One example is the very serious issue of a rape case reported in Lancaster, Pennsylvania in the US. When investigating the data reported by the woman’s Fitbit fitness tracker, detectives found that her movements did not support her story. The Engadget report makes reference to the fact that wearable data is never totally accurate, which is a useful reminder of the dangers we face in putting too much trust in faulty statistics.
There are also implications for the many organizations that access anonymous data. In a recent survey by KPMG, 78 percent of respondents said they’d be happy to share wearable data with their GP. This could have a direct impact on healthcare outcomes for individuals, and we could reach a stage where devices like this are informing healthcare policy and planning.
If we’re going to start using data in this way, we need to be absolutely sure it’s correct. The rape case is a rather extreme example of this, and the data was presumably analyzed in context. But it’s a timely reminder that data quality can no longer be considered optional in any case.

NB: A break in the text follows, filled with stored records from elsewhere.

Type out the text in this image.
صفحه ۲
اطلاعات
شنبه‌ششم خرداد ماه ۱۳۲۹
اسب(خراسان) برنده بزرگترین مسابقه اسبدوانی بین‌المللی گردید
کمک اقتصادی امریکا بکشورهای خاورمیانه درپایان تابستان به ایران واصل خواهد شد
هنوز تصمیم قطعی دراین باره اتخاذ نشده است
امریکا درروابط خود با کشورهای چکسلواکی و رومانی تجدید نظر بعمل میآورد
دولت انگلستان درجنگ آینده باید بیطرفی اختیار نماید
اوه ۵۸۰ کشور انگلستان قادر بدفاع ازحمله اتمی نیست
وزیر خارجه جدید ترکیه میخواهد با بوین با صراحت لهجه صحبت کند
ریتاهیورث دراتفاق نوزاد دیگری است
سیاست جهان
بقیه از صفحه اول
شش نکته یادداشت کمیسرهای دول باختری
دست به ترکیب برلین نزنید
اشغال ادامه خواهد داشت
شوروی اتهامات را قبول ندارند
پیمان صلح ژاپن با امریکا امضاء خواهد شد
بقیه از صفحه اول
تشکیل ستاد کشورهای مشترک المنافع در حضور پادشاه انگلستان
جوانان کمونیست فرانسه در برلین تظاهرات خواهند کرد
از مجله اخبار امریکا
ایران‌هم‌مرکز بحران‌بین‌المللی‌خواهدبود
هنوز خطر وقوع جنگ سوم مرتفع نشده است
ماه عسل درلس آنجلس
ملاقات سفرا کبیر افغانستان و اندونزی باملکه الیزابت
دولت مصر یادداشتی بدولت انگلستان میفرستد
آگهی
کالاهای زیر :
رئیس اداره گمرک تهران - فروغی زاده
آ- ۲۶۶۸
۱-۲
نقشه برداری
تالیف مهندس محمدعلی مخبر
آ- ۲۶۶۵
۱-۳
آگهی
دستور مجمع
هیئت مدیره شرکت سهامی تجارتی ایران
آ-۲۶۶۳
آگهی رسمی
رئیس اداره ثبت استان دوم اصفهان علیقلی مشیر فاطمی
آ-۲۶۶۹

Inconvenience, Insolvency or Worse

It’s very difficult to put an absolute figure on the cost of poor data, and businesses need to take a balanced approach when seeking data quality solutions. There’s always a tipping point for data quality, where the investment makes a worthwhile difference without bankrupting the business.
But for the purposes of this article, we need to look at the cost of inaction, as well as the cost of change, including:

  • Poor marketing ROI
  • Mountains of returned catalogs
  • Inability to integrate old systems
  • Failure to act on market trends
  • Lack of integration, leading to poor efficiency
  • Inability to capitalize on the Internet of Things
  • Poor data security
  • DIY ‘workarounds’ to try to overcome system failings
  • High staff churn rates
  • More agile competition in the market

So yes: transformation, automation, and modernization all cost money, and nobody likes to spend. Retraining requires investment, and increasing the quality hit rate is as much about your staff as your systems.
But inaction makes data unfit for purpose.
So is data quality an optional extra for modern business? We’d argue that it’s not – it’s an essential, core component. And businesses are going to have to adapt to survive. You can’t deliver an exceptional experience to customers if you’re not sure who they are. And you cannot make a positive change to the quality of data without changing your processes – and your mindset.